All of this has been driving more and more press – that’s the cover of this month’s Scientific American – and it’s been going mainstream. Athletes have been tuning into it, schools. How many times a day does a teacher say, “Pay attention,” but they don’t teach you how? There’s an epidemic of ADHD in this country and drugs being handed out. Few people realize that meditation is actually more effective in most cases. British Parliament’s been holding meditation sessions to kick off policy proposals.

It has been moving into prisons, into the army, into the military, both for stress in the field and for post-traumatic stress disorder. And companies have been training their employees. It’s been amazing for us seeing how fast all of this has gone mainstream. But in something gained there’s the risk of something lost. These practices come out of traditions that have as their foundation ethics and a positive motivation.

Can they keep going mainstream and maintain that core authentic aspiration? And the big question with all of this might be, “So what? Who can take 18 months?” But that’s not what really matters. Studies are showing that ten minutes a day has a big impact on the brain, on the body, and how we experience the world. I’m a long way from that mountain retreat now. Like many people here, I have a busy job, a long commute. Happily now we have twin daughters and I worry about their growing up in a world so full of distraction, in ways that aren’t so good for the heart and the mind.

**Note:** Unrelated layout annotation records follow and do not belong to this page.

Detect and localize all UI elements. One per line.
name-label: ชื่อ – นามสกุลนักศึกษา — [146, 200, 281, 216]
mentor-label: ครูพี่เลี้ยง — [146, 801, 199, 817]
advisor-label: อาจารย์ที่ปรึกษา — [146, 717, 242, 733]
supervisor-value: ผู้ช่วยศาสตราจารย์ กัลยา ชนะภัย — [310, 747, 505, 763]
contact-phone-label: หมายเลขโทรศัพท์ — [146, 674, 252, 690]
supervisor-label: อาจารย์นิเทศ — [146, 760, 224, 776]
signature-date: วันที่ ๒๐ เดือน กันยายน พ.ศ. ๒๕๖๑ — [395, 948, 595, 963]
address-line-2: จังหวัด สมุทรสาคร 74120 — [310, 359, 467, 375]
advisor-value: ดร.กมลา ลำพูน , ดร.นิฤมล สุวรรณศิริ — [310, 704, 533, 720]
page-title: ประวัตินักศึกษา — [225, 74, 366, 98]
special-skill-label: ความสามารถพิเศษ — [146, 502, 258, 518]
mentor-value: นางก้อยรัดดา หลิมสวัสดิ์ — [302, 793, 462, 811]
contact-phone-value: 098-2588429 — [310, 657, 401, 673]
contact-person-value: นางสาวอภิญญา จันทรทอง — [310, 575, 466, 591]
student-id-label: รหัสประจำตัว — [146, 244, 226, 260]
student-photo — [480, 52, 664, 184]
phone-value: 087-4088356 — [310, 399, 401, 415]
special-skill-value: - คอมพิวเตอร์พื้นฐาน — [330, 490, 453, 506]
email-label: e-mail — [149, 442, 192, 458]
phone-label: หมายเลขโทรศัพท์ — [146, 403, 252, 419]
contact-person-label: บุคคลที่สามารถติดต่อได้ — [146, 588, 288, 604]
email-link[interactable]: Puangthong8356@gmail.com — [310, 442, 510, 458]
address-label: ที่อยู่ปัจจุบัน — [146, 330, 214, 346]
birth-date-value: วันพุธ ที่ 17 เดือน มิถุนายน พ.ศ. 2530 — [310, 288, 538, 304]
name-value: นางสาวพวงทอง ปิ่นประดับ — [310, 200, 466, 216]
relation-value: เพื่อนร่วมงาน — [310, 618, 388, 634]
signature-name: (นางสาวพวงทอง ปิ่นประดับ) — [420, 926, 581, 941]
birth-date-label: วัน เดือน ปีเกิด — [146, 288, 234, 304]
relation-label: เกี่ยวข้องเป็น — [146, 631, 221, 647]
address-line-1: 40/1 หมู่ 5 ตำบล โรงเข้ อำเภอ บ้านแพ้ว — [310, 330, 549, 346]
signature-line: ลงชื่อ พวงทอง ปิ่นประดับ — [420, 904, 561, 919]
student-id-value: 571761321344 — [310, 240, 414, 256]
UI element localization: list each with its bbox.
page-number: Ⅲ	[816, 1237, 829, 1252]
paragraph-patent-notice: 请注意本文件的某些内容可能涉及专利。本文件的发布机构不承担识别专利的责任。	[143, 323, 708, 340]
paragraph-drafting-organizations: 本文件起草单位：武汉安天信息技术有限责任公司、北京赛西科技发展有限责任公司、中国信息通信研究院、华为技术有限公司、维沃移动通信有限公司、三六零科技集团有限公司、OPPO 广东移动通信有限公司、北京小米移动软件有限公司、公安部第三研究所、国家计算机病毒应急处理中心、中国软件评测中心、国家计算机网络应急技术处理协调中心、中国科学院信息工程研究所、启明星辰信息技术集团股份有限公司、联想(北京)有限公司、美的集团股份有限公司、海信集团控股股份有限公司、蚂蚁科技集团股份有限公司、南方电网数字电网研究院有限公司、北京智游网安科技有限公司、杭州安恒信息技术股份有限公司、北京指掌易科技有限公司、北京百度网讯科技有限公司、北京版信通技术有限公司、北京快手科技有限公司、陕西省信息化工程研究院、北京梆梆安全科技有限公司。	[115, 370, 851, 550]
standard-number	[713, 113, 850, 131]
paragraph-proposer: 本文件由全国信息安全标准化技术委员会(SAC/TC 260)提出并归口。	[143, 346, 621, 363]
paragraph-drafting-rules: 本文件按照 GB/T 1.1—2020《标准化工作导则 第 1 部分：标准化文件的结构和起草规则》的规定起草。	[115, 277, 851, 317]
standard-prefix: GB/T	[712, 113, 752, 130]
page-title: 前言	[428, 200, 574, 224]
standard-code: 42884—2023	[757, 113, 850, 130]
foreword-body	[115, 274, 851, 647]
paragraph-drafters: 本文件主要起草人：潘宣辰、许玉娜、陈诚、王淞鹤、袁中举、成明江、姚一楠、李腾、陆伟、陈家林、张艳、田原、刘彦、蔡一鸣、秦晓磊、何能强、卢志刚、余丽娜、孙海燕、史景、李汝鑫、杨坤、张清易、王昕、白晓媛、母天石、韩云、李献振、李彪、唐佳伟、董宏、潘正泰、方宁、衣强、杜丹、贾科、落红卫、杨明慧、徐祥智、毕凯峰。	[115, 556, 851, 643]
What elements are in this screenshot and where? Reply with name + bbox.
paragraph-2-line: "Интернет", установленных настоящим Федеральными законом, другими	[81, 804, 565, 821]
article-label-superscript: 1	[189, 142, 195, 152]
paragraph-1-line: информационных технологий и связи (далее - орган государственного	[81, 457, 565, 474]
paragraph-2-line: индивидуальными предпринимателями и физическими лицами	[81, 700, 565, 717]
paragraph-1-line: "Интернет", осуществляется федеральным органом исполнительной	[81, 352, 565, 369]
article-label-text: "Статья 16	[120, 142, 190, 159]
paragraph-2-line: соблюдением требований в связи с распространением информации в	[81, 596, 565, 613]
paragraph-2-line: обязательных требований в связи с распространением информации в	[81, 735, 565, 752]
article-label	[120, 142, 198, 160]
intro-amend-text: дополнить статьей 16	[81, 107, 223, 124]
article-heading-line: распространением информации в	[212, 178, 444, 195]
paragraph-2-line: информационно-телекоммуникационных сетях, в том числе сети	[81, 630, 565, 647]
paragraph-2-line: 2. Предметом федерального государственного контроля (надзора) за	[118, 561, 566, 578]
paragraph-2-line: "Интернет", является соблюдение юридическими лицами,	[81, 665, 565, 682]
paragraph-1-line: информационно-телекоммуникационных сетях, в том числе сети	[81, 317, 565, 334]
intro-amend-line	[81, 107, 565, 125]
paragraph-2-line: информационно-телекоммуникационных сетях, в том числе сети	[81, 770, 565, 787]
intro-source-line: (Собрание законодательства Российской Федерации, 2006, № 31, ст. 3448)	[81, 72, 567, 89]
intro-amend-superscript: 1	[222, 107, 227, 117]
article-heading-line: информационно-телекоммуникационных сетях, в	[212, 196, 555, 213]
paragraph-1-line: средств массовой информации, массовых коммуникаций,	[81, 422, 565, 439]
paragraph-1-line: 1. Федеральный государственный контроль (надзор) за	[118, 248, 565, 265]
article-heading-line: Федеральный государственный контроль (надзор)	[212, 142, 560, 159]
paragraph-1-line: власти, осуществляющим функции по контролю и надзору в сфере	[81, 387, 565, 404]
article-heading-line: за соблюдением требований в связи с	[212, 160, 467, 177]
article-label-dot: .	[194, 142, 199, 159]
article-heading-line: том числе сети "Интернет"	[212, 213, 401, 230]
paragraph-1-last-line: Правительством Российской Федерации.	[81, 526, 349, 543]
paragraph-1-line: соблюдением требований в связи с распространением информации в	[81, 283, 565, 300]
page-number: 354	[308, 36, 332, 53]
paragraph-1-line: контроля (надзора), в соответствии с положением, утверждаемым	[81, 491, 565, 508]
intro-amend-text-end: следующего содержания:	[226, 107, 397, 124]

And they’re old enough now and they can join us in the practice. So I’d like to ask you all to try this: ten minutes a day, the gift of silence for training the heart and the mind. Here’s the average American’s day. Here it is with ten minutes of meditation. That’s one percent of our day.

We can do this. And that one percent is the seed of change for so much. Few of us in our lifetime will start a revolution, although this might build into one. Few people can move around the world, or start a foundation, but this is something every one of us can do now. And as we do, it becomes the family of something much bigger.

It all starts with an instinct for that freedom that Viktor Frankl described so beautifully, of heart and mind, and then an aspiration to let that freedom ring outwards to friends and family, prisons, schools, community, city, nation, the world. So please, for ten minutes a day, as the saying goes: [Don’t just do something, sit there] Thank you.